Algumas pesquisas também mostram que uma grande porcentagem dos ucranianos confia na Igreja. Novamente, estamos falando de valores. Que papel a senhora acredita que a Igreja possa desempenhar para orientar as pessoas em relação a determinados valores?
De fato, a Igreja pode desempenhar e desempenha um grande papel. Estamos cientes desse soft power e tentamos cooperar com diferentes Igrejas, denominações e organizações religiosas. Em 2019, juntamente com o Instituto pela Liberdade Religiosa, organizamos uma mesa redonda sobre liberdade religiosa, na qual nos reunimos com representantes de várias Igrejas e denominações, bem como representantes de organizações de direitos humanos, para discutir a questão da liberdade religiosa nos territórios ocupados. Como temos muitas coisas em comum, podemos trabalhar juntos para superar esses desafios. Em particular, a liberdade religiosa nos territórios ocupados é um tópico com o qual lidamos como documentadores de crimes de guerra. Documentei pessoalmente a perseguição religiosa e nunca esquecerei a história de um pastor protestante que contou como foi torturado e pelo que passou. E como ninguém tem uma resposta simples sobre como acabar com isso, juntos, em cooperação com diferentes Igrejas e denominações, tentamos fazer o que podemos: não temos a capacidade de acabar com isso, mas trabalhamos individualmente em cada caso, e isso significa ajudar pessoas específicas, o que não é tão pouco, afinal.
O que esse encontro vai deixar para a senhora? O que levará para a Ucrânia?

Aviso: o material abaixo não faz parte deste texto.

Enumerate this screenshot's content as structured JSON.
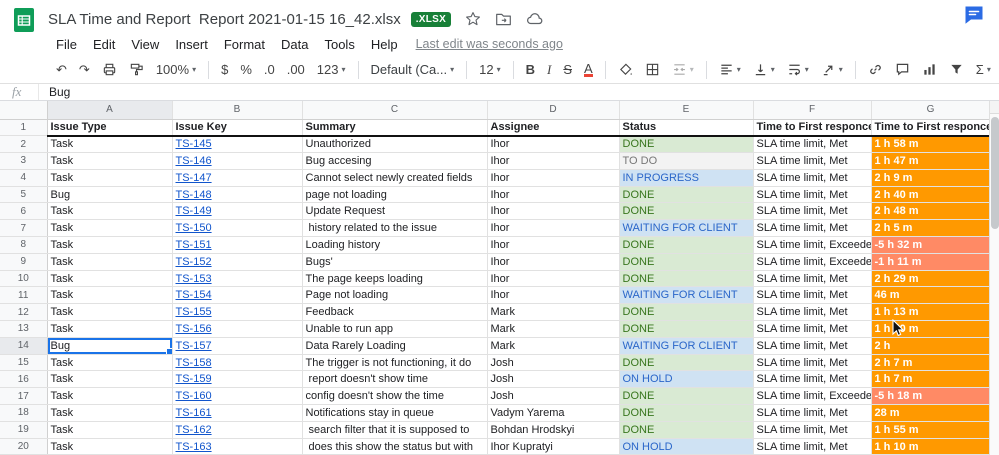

Levarei comigo a esperança. Espero realmente que Sua Santidade tenha me ouvido e venha à Ucrânia em um futuro próximo. Vim aqui sabendo que duas vezes por semana ele menciona a Ucrânia em seus apelos e que essa é uma voz poderosa em nosso apoio, especialmente nos países com os quais não temos contato: América Latina, África... Só recentemente recuperamos nossa independência e não temos contatos humanos horizontais tão consolidados, por isso a voz do Papa é extremamente importante aqui. E sou grata pelo fato de que, toda semana, milhões de pessoas em todo o mundo ouvem que o Papa apoia a Ucrânia e reza pelas pessoas na Ucrânia. Portanto, vou com esperança.